はじめに
子ども3人ではどれくらい教育費がかかるのか
ご相談者は適切な住宅購入価格をお知りになりたいとのことですが、その前にまず、お子さん3人の教育費を試算します。
前提1)中学までは公立で高校は私立の学校に進学する
前提2)「幼児教育・保育の無償化」は実施済
前提3)大学は私立に進学し、自宅通学とする
「平成30年度子供の学習費調査」(文部科学省)によると、公立小学校の学習費総額の平均は年間約32万円、公立中学校が年間約49万円、私立高校では年間約97万円という結果になっています。一方同調査の人口規模別の統計で「指定都市・特別区」は、他の地域よりも学習費総額の平均が高い結果となっています。ご相談者は東京都にお住まいなので「特別区」の数値、すなわち公立小学校は38万円、公立中学校が53万円として試算します。

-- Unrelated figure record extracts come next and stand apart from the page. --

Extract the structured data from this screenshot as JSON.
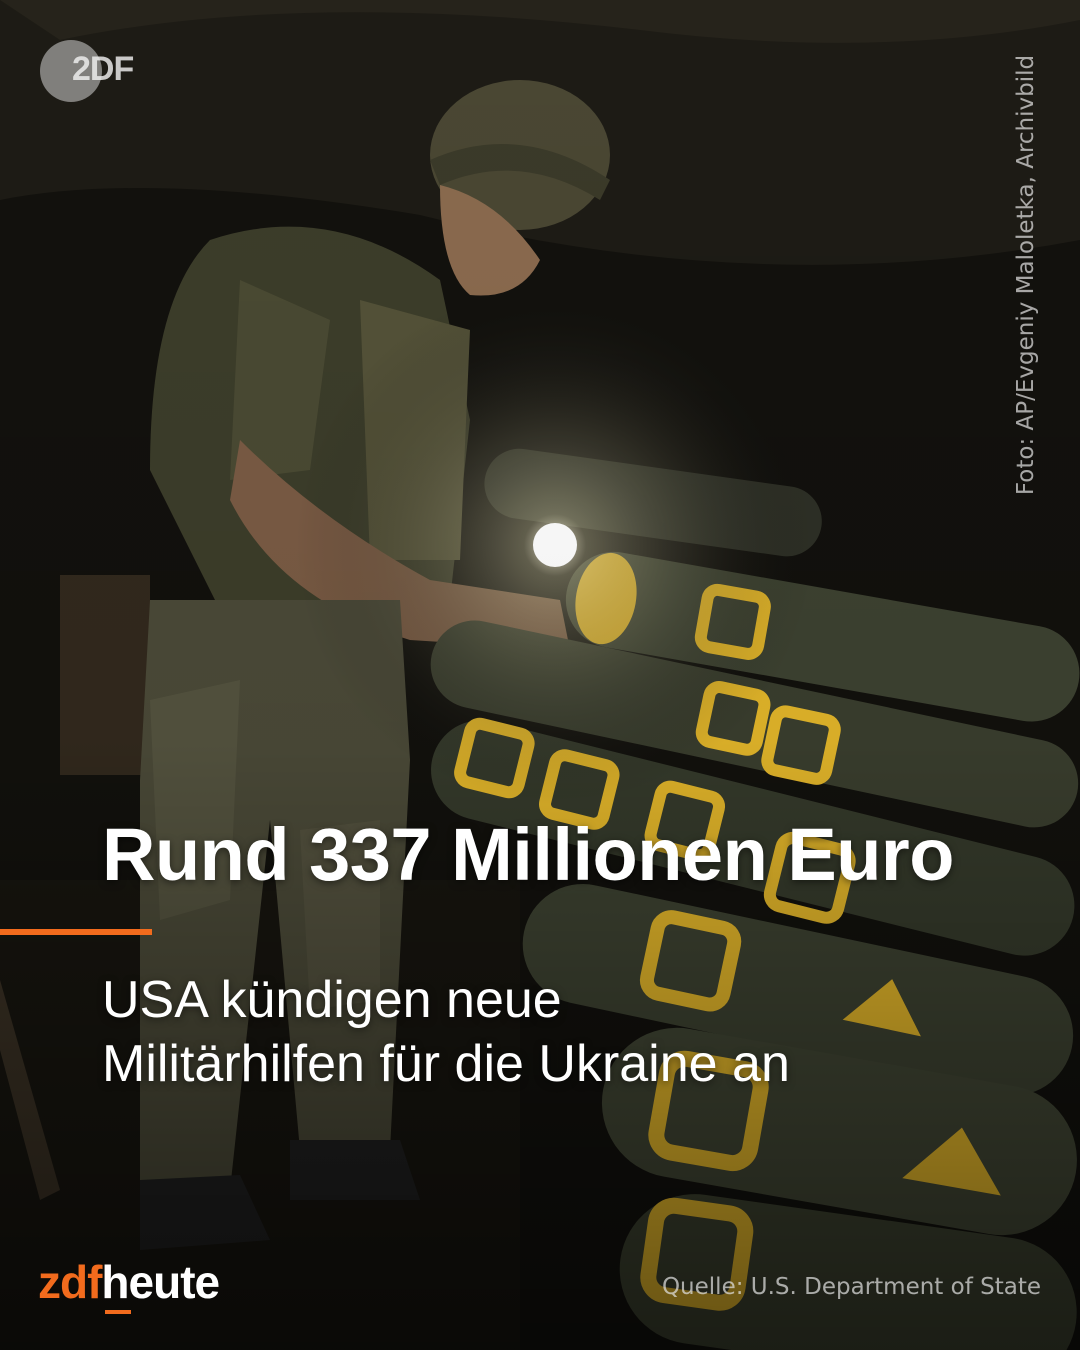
{
  "logo": {
    "text": "2DF",
    "icon": "zdf-logo-icon"
  },
  "photo_credit": "Foto: AP/Evgeniy Maloletka, Archivbild",
  "headline": "Rund 337 Millionen Euro",
  "subline": [
    "USA kündigen neue",
    "Militärhilfen für die Ukraine an"
  ],
  "brand": {
    "zdf": "zdf",
    "heute": "heute"
  },
  "source": "Quelle: U.S. Department of State",
  "colors": {
    "accent": "#f26b1d",
    "text": "#ffffff",
    "shell_yellow": "#e3b62a",
    "shell_body": "#3c4030"
  }
}
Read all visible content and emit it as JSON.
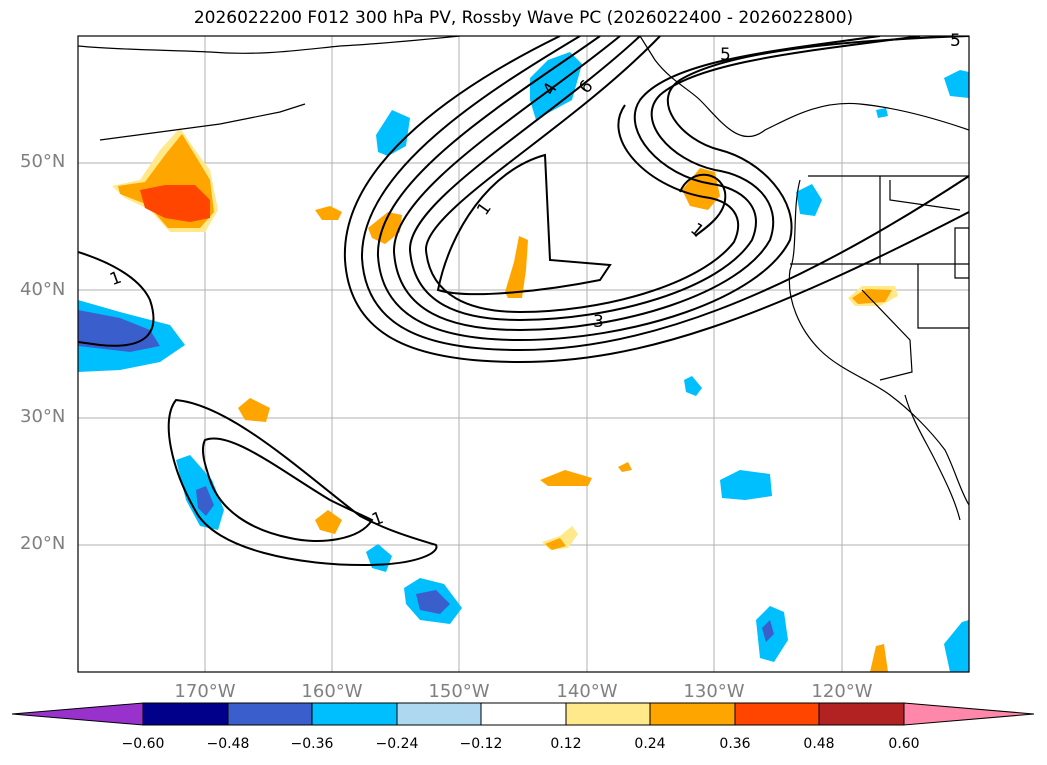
{
  "title": "2026022200 F012 300 hPa PV, Rossby Wave PC (2026022400 - 2026022800)",
  "map": {
    "lon_labels": [
      "170°W",
      "160°W",
      "150°W",
      "140°W",
      "130°W",
      "120°W"
    ],
    "lat_labels": [
      "50°N",
      "40°N",
      "30°N",
      "20°N"
    ],
    "contour_labels": [
      "1",
      "1",
      "1",
      "1",
      "3",
      "4",
      "5",
      "6",
      "5"
    ],
    "coastline_color": "#000000",
    "grid_color": "#b0b0b0"
  },
  "colorbar": {
    "ticks": [
      "−0.60",
      "−0.48",
      "−0.36",
      "−0.24",
      "−0.12",
      "0.12",
      "0.24",
      "0.36",
      "0.48",
      "0.60"
    ],
    "colors": [
      "#9932cc",
      "#00008b",
      "#3a5fcd",
      "#00bfff",
      "#add8f0",
      "#ffffff",
      "#ffe98a",
      "#ffa500",
      "#ff4500",
      "#b22222",
      "#ff88aa"
    ]
  }
}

大学でかかる費用に関しては、「平成30年度学生生活調査報告」(独立行政法人日本学生支援機構)では、私立大学で自宅通学生の学生生活費は年間約181万円です。令和元年度「教育費負担の実態調査結果」(日本政策金融公庫)によると、入学年度は受験料や入学金等の納付金(入学しなかった大学を含む)が、私立大学文系学部では別途約87万円かかります。

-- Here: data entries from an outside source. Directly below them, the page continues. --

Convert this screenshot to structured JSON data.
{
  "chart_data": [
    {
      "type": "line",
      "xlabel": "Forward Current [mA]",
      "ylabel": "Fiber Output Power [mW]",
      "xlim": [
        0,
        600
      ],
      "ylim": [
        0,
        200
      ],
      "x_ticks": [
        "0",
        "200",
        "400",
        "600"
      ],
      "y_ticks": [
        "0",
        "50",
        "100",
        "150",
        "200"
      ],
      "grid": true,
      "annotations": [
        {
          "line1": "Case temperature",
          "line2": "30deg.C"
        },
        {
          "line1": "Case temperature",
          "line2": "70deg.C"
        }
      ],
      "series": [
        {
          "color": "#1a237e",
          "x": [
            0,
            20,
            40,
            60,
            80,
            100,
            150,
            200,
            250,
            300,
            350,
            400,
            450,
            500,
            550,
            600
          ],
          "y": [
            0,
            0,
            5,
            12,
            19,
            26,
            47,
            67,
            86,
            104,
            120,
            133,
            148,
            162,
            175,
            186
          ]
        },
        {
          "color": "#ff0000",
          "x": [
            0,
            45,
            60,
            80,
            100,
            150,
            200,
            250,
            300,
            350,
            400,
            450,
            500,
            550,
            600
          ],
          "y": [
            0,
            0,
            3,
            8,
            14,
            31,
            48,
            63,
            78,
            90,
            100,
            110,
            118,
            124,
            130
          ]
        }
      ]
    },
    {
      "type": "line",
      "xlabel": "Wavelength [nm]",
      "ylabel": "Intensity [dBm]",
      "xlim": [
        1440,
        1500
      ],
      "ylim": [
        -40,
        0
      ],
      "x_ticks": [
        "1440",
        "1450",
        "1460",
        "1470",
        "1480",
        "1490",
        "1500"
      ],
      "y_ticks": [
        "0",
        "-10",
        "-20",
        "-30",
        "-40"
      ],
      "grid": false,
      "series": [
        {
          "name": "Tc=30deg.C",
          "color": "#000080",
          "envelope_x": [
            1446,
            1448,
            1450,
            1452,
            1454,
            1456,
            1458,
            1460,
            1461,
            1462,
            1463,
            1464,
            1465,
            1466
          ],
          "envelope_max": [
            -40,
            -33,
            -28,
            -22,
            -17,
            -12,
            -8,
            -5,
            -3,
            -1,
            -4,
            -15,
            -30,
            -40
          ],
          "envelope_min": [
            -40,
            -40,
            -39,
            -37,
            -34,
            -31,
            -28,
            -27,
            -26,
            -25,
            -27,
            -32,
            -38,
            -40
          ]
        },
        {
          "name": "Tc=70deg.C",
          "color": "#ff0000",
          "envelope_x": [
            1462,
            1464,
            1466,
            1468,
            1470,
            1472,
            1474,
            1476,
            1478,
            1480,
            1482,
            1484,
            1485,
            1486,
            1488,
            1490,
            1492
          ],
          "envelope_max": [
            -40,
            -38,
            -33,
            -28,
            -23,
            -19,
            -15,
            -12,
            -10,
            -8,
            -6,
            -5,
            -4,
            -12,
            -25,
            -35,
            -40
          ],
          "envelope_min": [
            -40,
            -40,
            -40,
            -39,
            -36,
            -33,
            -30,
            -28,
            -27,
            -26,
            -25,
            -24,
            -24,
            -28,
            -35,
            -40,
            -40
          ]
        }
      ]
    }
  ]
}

グラフで見る教育費の推移〜教育費が一番かかるのはいつ?
これらの統計データをグラフにすると以下の通りです。
一般的には子供の学年差が小さいほど短期間に一気に教育費が高額になり、学年差が大きいと長くなだらかに教育費がかかります。
ご相談者のケースでは、1人目のお子さんと2人目のお子さんの学年差が3学年、2人目のお子さんと3人目のお子さんの学年差が4学年です。1人目のお子さんの大学入学と2人目のお子さんの高校入学が重なり、その年から1人目のお子さんが大学を卒業するまでの4年間が最も教育費がかかることがわかります。
大学院に進学したり、理系学部を志望したり、浪人したりする可能性もあり、これ以上に教育費がかかることも想定しておく必要があります。1人目のお子さんにはそろそろ習い事や塾費用がかかってくる時期ですね。初めてのお子さんには色々な習い事をさせてみたくなりますが、常に「2人目、3人目の子どもにも同じことをできるか」と考えるようにしましょう。
今後の教育費の考え方は、少なくとも3人のお子さんそれぞれの高校卒業までは、月々の収入からねん出したいものです。現在、お子さんのために月々9,000円ずつの学資積立をされていますので、ぜひ3人目のお子さんも含めて、継続してください。児童手当を充てることで可能と思います。18年間積み立てれば194万円。そのまま大学の初年度納付金に充当しましょう。大学在学中にかかる費用の半分は月々の収入からねん出し、半分はそれまでに貯蓄すると考えましょう。